Schöne Spinner
Der Preis ist längst wieder abgeschafft. Aber seine Konsequenzen kommen erst im Nachhinein richtig zum Tragen. 2003 hat sich Marco Goecke in Hamburg mit «Blushing» den Prix Dom Pérignon verdient und damit die Chance eingehandelt, für das Hamburg Ballett kreativ tätig werden zu können. Das hat der Choreograf aus dem Umfeld des Stuttgarter Balletts inzwischen auch getan – und zwar nach einhelliger Meinung von Kritik und Publikum ganz so, wie es Ballettintendant John Neumeier zu den 31.
Hamburger Ballett-Tagen programmatisch vorgegeben hat: als einen «Schritt in die Zukunft», mit der man sich auch an der Elbe eines Tages wird auseinander setzen müssen.

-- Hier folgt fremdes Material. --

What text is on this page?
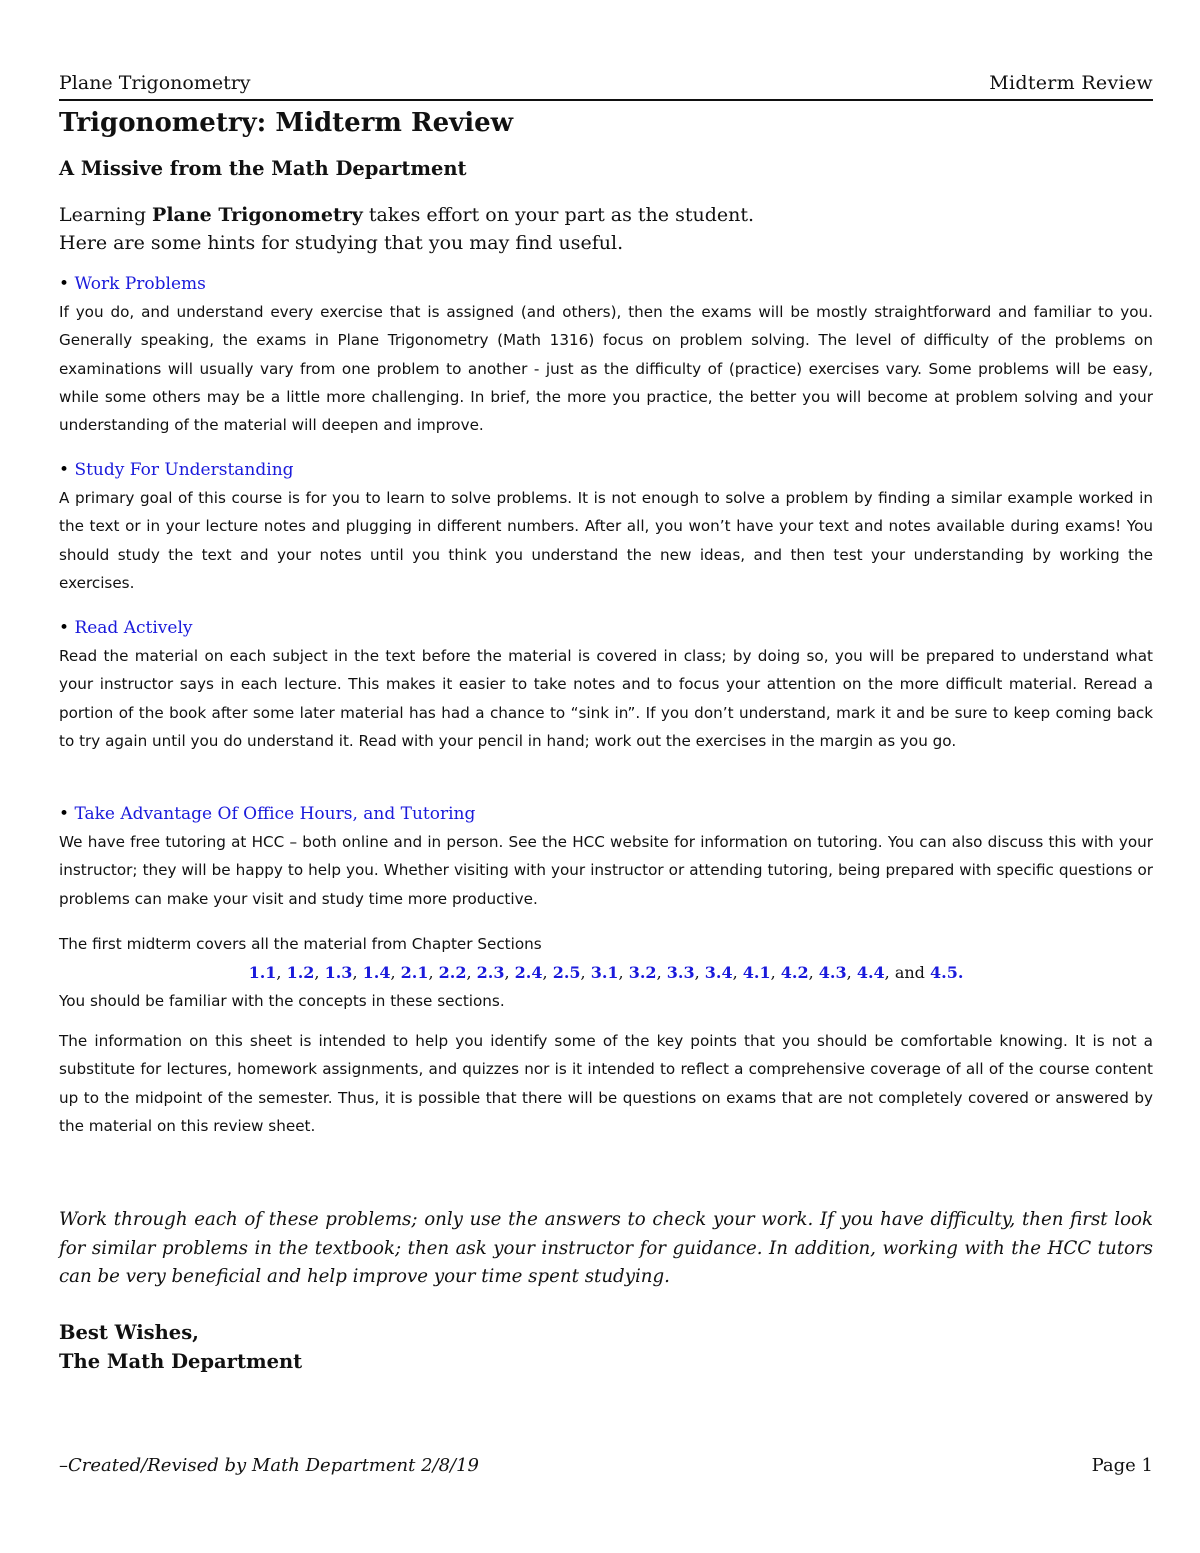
Plane Trigonometry	Midterm Review
Trigonometry: Midterm Review
A Missive from the Math Department
Learning Plane Trigonometry takes effort on your part as the student.
Here are some hints for studying that you may find useful.

• Work Problems

If you do, and understand every exercise that is assigned (and others), then the exams will be mostly straightforward and familiar to you. Generally speaking, the exams in Plane Trigonometry (Math 1316) focus on problem solving. The level of difficulty of the problems on examinations will usually vary from one problem to another - just as the difficulty of (practice) exercises vary. Some problems will be easy, while some others may be a little more challenging. In brief, the more you practice, the better you will become at problem solving and your understanding of the material will deepen and improve.

• Study For Understanding

A primary goal of this course is for you to learn to solve problems. It is not enough to solve a problem by finding a similar example worked in the text or in your lecture notes and plugging in different numbers. After all, you won’t have your text and notes available during exams! You should study the text and your notes until you think you understand the new ideas, and then test your understanding by working the exercises.

• Read Actively

Read the material on each subject in the text before the material is covered in class; by doing so, you will be prepared to understand what your instructor says in each lecture. This makes it easier to take notes and to focus your attention on the more difficult material. Reread a portion of the book after some later material has had a chance to “sink in”. If you don’t understand, mark it and be sure to keep coming back to try again until you do understand it. Read with your pencil in hand; work out the exercises in the margin as you go.

• Take Advantage Of Office Hours, and Tutoring

We have free tutoring at HCC – both online and in person. See the HCC website for information on tutoring. You can also discuss this with your instructor; they will be happy to help you. Whether visiting with your instructor or attending tutoring, being prepared with specific questions or problems can make your visit and study time more productive.

The first midterm covers all the material from Chapter Sections

1.1, 1.2, 1.3, 1.4, 2.1, 2.2, 2.3, 2.4, 2.5, 3.1, 3.2, 3.3, 3.4, 4.1, 4.2, 4.3, 4.4, and 4.5.

You should be familiar with the concepts in these sections.

The information on this sheet is intended to help you identify some of the key points that you should be comfortable knowing. It is not a substitute for lectures, homework assignments, and quizzes nor is it intended to reflect a comprehensive coverage of all of the course content up to the midpoint of the semester. Thus, it is possible that there will be questions on exams that are not completely covered or answered by the material on this review sheet.

Work through each of these problems; only use the answers to check your work. If you have difficulty, then first look for similar problems in the textbook; then ask your instructor for guidance. In addition, working with the HCC tutors can be very beneficial and help improve your time spent studying.

Best Wishes,
The Math Department
–Created/Revised by Math Department 2/8/19	Page 1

Während die anderen möglichen Mitgestalter hanseatischer Zukunft allerdings eher auf der Stelle treten, macht Goecke bei dieser Gelegenheit einen Riesenschritt vorwärts – und das mit einem Stück, das zwar nicht nach der Boulez-Devise das Opernhaus in Schutt und Asche legt, aber doch die ästhetische Konvention insoweit zertrümmert, als drei Kontrabässe pro Vorstellung dabei draufgehen. Klar, dass solche «Kollateralschäden» der Kunst ein Publikum provozieren. Prompt muss sich Marco Goecke denn auch ein paar Buhrufe gefallen lassen. Doch ...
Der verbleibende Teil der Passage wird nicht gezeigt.